Diana was understandably nervous. She had already suffered greatly, and now worried that she would not be the same person after the surgery. But she had no choice. “I told my daughters to stay home with the therapy puppy we had purchased recently,” Diana says. It would be easier for her not to have visitors aside from her husband, in case anything went wrong.
But nothing did. Her surgeon unblocked the ventricle, draining the pressure that had caused the extreme emotions, nausea and lack of balance. A few hours later, Diana was completely coherent, and called to reassure her daughters. “My oldest said it made her cry to have a real conversation with me,” Diana said. “It had been such a miserable year.”
Yet Diana remained tormented. She felt angry, even bewildered, and refused to have visitors except Rick. Why? Had she traded her depression for another uncontrollable problem?
On her third day of recovery, Diana looked out to the hallway and thought she saw her daughters walk by her room. “Rick, the girls are here!” she told her husband. “Impossible,” Rick said. “They’re at home with the puppy, remember?”
“But…” She had been so sure. Had she been hallucinating?
A few hours later, Rick had gone for the evening, and Diana saw the girls again, coming down the hallway. This time they turned and went into her room. “They sat down in the chairs next to me,” she recalls. “I could see them clearly but their faces were blurred, like on TV when they hide a person’s identity.” The figures didn’t speak or move. They were simply a still, calm presence, waiting, encouraging her to rest.
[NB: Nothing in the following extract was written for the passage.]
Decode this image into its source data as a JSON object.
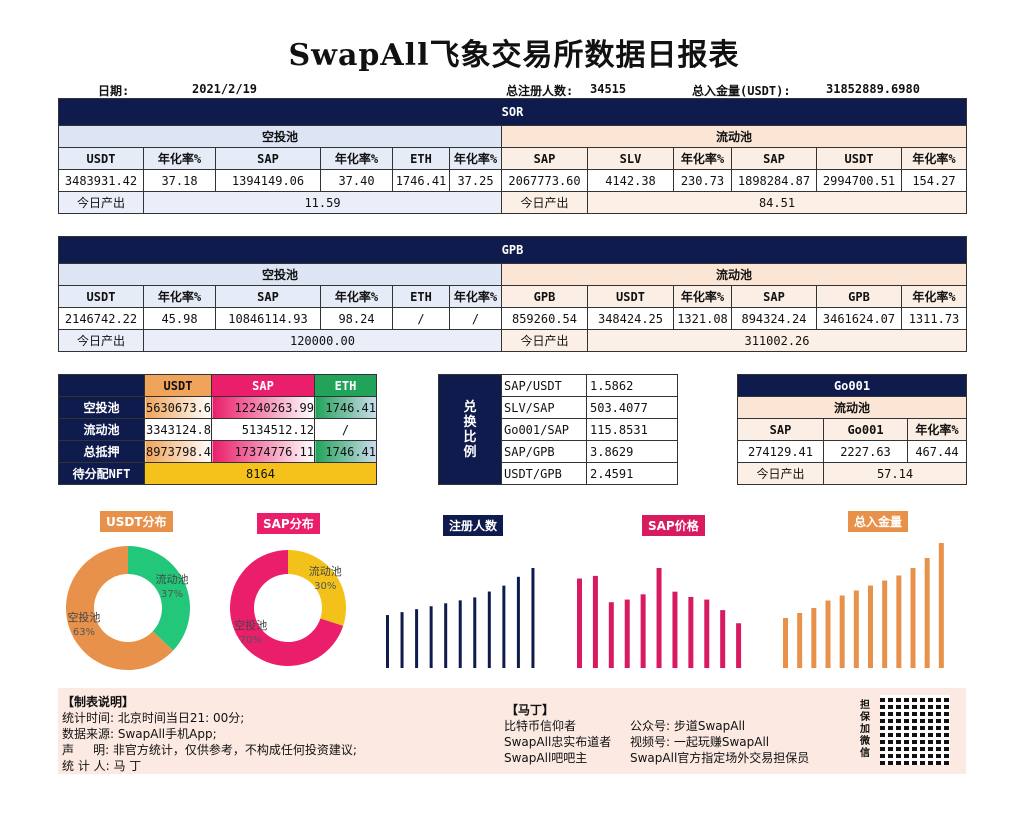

“I know I was on medication from the surgery,” Diana says, “but I wasn’t afraid of these beings at all; in fact, the comfort they gave me completely changed my disposition. I was filled with gratitude and joy.” She does not know how long the visitors stayed, but her sense of relief remained.
In a week, Diana walked out of the medical center and has been in good health ever since. The women? “I believe they were angels, a vision God sent to help me get through a difficult time,” Diana says. “Miracles do happen.”